The foundation of his life has been shattered by a profound, existential loss of security. And in that, we have an opportunity. Not to gloat, but to learn.
We have a strange paradox in our world. We assume that the person with little—the farmer, the tradesman—is the one who lives with the most anxiety. But often, the opposite is true. The person whose security is tied to the tangible world, to the plow they hold in their own hands, to a life where “enough” is the goal, has a resilience that the wealthy can only dream of. Their wealth is real.
The person whose security is tied to a vast, digital, and fleeting empire of wealth and influence lives in a constant state of low-grade terror. Their fortress is an illusion, a string of ones and zeros that can be erased in an instant. They have everything to lose.
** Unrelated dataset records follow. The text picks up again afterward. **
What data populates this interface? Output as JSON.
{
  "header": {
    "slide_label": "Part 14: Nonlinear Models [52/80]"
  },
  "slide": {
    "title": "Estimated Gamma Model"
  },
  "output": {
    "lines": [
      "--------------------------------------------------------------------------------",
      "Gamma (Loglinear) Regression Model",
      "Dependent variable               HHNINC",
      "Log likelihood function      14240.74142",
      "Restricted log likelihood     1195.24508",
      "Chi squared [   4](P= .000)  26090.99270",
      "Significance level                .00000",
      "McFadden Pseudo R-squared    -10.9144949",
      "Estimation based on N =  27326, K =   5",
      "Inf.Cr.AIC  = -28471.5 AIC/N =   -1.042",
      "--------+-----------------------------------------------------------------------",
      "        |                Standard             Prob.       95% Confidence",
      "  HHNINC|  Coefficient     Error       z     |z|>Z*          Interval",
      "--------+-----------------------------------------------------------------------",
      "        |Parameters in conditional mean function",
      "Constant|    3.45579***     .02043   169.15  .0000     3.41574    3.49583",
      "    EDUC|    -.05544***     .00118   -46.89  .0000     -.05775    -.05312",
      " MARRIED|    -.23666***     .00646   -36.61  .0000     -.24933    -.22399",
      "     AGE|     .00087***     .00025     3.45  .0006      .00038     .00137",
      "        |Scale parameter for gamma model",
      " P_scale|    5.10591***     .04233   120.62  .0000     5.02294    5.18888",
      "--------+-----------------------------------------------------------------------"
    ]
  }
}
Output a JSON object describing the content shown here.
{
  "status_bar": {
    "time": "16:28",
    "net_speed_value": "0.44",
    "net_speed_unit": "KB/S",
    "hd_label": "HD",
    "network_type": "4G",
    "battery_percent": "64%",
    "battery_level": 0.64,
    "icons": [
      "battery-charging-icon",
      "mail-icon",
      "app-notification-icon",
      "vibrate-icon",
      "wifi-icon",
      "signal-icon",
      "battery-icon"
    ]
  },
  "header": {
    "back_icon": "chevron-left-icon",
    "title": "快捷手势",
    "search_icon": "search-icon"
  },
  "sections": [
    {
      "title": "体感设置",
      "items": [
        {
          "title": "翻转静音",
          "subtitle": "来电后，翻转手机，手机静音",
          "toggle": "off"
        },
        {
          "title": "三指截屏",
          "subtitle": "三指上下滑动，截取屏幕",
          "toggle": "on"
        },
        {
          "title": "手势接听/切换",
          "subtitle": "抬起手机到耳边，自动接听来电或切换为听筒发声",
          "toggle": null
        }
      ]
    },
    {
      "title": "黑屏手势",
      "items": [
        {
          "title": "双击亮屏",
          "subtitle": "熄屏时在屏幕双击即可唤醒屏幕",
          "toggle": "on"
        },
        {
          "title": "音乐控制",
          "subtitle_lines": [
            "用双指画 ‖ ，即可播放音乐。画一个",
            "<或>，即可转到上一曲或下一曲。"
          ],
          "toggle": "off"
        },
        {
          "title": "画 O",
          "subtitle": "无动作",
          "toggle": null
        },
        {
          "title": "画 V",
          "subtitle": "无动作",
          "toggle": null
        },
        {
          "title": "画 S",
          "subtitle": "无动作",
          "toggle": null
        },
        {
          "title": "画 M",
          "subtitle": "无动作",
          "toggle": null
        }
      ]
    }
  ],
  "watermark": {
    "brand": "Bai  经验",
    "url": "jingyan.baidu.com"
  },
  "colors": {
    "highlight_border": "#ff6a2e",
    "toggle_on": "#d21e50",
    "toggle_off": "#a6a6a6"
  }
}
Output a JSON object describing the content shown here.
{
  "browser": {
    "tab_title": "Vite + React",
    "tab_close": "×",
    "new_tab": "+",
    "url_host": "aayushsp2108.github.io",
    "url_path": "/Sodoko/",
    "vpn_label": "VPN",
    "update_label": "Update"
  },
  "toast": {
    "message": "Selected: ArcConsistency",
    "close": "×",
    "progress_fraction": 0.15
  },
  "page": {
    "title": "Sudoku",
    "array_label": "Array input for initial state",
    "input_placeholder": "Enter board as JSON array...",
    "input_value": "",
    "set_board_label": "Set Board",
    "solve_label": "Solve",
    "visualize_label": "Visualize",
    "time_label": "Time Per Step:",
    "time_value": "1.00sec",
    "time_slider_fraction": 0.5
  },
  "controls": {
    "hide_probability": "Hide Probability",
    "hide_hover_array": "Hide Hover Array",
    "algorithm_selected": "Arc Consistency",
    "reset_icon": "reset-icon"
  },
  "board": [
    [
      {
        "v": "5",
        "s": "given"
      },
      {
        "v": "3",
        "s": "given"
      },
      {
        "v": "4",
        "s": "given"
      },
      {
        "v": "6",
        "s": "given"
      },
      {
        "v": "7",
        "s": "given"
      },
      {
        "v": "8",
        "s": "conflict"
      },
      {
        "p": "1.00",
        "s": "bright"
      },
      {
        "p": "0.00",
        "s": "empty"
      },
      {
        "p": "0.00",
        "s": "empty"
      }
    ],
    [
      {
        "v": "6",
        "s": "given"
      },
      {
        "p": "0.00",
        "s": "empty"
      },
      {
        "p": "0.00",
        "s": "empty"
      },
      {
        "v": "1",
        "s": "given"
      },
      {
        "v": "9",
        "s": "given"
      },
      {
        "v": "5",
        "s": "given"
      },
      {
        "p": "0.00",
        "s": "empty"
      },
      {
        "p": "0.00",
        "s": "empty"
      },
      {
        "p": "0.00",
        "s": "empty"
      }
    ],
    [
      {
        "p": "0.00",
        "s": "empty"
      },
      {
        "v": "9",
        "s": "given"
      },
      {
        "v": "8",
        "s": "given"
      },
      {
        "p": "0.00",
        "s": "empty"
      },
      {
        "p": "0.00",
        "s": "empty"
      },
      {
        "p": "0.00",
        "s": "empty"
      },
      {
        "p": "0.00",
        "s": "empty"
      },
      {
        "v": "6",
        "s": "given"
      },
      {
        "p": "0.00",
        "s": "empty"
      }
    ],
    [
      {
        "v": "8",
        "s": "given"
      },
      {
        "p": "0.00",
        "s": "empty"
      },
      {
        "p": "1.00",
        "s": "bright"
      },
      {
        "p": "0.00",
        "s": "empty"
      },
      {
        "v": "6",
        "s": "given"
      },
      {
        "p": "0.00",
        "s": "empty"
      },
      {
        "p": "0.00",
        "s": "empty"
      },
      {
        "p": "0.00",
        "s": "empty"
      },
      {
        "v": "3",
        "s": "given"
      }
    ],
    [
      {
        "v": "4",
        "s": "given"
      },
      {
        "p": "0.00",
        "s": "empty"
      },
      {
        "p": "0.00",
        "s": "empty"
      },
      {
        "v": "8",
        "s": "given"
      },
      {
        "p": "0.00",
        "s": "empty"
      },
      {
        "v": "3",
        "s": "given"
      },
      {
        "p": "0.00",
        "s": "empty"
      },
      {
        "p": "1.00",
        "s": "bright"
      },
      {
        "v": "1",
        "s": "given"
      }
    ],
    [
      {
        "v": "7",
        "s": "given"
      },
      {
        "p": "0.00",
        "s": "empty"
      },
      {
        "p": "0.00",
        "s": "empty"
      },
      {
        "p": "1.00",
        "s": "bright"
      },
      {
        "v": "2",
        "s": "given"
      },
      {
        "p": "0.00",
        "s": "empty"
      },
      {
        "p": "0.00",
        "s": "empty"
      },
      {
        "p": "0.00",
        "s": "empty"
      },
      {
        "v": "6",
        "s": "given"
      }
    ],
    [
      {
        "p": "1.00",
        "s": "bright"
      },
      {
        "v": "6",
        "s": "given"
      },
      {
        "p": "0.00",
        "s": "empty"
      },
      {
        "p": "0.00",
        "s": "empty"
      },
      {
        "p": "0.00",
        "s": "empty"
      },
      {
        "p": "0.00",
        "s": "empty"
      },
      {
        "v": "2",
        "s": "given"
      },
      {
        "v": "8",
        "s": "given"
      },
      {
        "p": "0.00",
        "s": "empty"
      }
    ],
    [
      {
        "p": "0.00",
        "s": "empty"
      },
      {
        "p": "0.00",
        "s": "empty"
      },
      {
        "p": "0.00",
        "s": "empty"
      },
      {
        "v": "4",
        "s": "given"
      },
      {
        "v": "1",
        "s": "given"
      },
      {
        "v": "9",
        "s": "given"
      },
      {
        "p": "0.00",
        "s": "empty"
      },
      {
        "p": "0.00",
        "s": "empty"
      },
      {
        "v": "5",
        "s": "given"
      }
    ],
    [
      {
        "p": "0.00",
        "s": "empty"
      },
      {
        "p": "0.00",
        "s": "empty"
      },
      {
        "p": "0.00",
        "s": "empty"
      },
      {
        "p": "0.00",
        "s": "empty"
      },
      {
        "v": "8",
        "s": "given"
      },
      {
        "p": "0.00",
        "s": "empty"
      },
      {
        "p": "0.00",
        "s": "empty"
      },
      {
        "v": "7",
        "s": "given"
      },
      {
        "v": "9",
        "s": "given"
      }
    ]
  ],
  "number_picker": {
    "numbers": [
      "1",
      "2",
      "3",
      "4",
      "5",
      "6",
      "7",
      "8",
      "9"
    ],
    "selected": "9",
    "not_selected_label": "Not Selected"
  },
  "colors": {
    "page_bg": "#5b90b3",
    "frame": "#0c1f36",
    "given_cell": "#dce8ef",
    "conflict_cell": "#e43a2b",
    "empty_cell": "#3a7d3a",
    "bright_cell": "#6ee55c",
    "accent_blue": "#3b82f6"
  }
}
And when that loss comes, the grief is real.
This is not an excuse for the actions of the powerful. It is an explanation of their humanity. The work of The Human Covenant is to have the courage to see that humanity, even in our adversaries.
But you are right. Compassion is a two-way street. It is a team sport, like navigating rush hour traffic. It requires all of us to have a shared understanding of the rules of the road. We can offer an olive branch to a man like Thiel, we can see his fear and acknowledge it as a human emotion, but we also have a right to demand that he, and others like him, begin to see the profound and often invisible ways that their own actions have created that same fear and insecurity for millions of others.
The goal is not to bring the powerful down to our level. It is to create a world where all of us, from the billionaire in his glass fortress to the farmer in his field, can agree on a single, shared principle: that the only security that truly matters is the one we build together.